No access (ping) from LAN -> Outside

razzfazz

@fips:

This is what my ISP send me:
IPv6:
IP Network: 2a02:xxx:10:37::/64
Gateway: 2a02:xxx:0010:0037:0000:0000:0000:0001
Network range: 2a02:xxx:0010:0037:0000:0000:0000:0002 - 2a02:xxx:0010:0037:ffff:ffff:ffff:ffff

I would assume that "Gateway" means the address of ISP's Gateway.

Wait, is the v6 address that you said you received on your WAN interface inside that prefix as well? If that's the case, you can't use the same prefix on the LAN side as well.

razzfazz

Out of curiosity, is this a direct fiber or ethernet connection, by any chance? What does your IPv4 configuration look like? Are you sure your ISP actually expects you to use a router (vs. just a switch)?

fips

@razzfazz:

Wait, is the v6 address that you said you received on your WAN interface inside that prefix as well? If that's the case, you can't use the same prefix on the LAN side as well.

Hmm… I guess this is it.
I used the same prefix on the LAN side.
So i have to split up the Network and use for LAN prefix /100 (for example).

Well i think my ISP know that i am going to use a router, its a datacenter where you can rent rack cages.
They provide you with an IPv4 subnet and an IPv6 subnet.

kpa

Yeah sorry, should have written "Track for LAN".

That configuration looks very strange and chances are you're not going get it working on pfSense. The standard methods for delegating prefixes assume that the WAN network and the LAN network are completely distinct prefixes. Ask again your ISP for precise and exact instructions how you're supposed to use the addresses they gave you.

razzfazz

@fips:

Well i think my ISP know that i am going to use a router, its a datacenter where you can rent rack cages.
They provide you with an IPv4 subnet and an IPv6 subnet.

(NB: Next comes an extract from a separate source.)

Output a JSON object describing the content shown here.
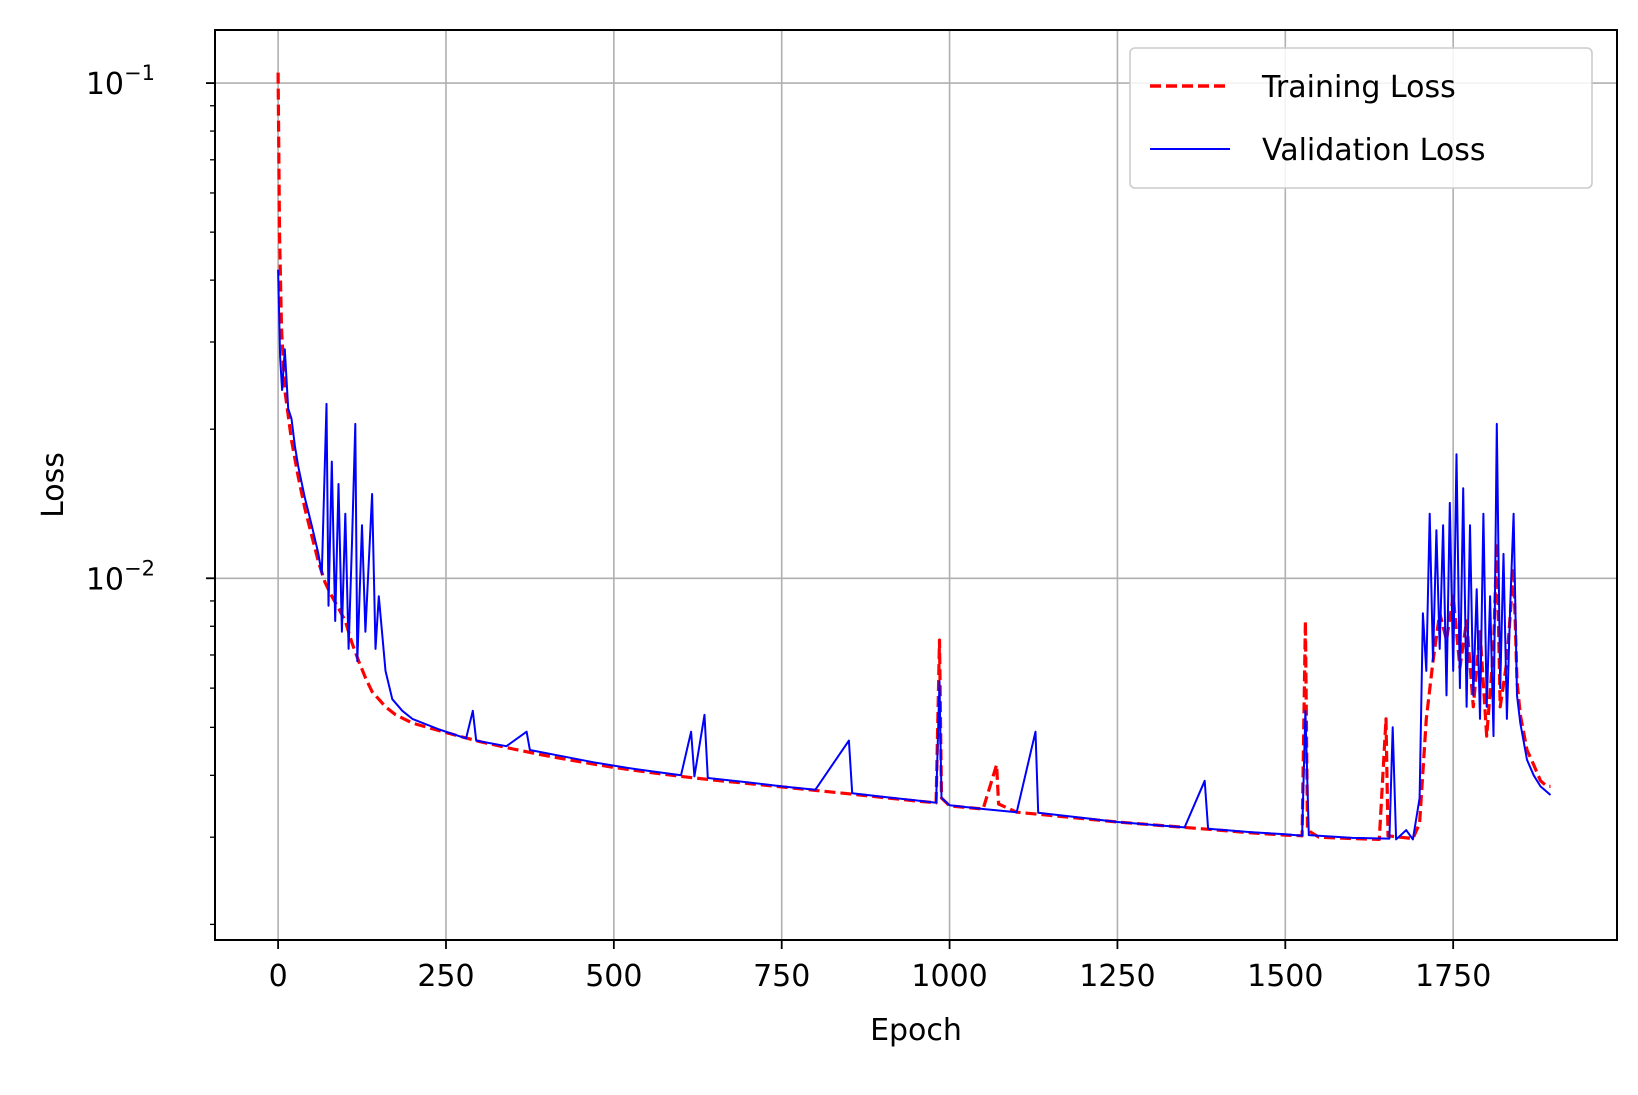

Why do you think you need a router in this case? It seems to me that the usage model intended by your ISP is for you to just directly connect your machines to the provided network port without an additional router in between.

fips

@razzfazz:

Why do you think you need a router in this case? It seems to me that the usage model intended by your ISP is for you to just directly connect your machines to the provided network port without an additional router in between.

But if i connect it directly how you say it, how should i control traffic than?
Maybe i don't need a router, but for sure i need a firewall, so i have to connect pfsense in right way to manage it.

Point is still:
WAN works, i can ping
LAN doesn't, even directly on the LAN interface of pfsense.

There are some articles that user had to add a static route to be a able to use IPv6 on LAN side. Well this didn't work for me, but maybe there is some other things which is important to config, but not obviously to see.

razzfazz

If all you want is firewalling, it seems to me that your best bet would be setting up pfSense as a transparent firewall as described here.

EDIT: Also check out this.

fips

@razzfazz:

If all you want is firewalling, it seems to me that your best bet would be setting up pfSense as a transparent firewall as described here.

EDIT: Also check out this.

Thanks, but with this i would loose IPv4 NAT which is an absolutely no-go.

razzfazz

Why? I thought your ISP gives you an entire v4 subnet as well?!

fips

@razzfazz:

Why? I thought your ISP gives you an entire v4 subnet as well?!

Thats true, but its a /29 Subnet so i have 5 IPv4 addresses.

razzfazz

Well, as pointed out before, using the same /64 on both the WAN and the LAN interface won't work, and since all you get is a /64, splitting out a sub-prefix will be problematic as well (IPv6 is really designed to use /64 as the maximum prefix size for LAN use; things like SLAAC will not work with anything longer). So, not sure what to tell you at this point.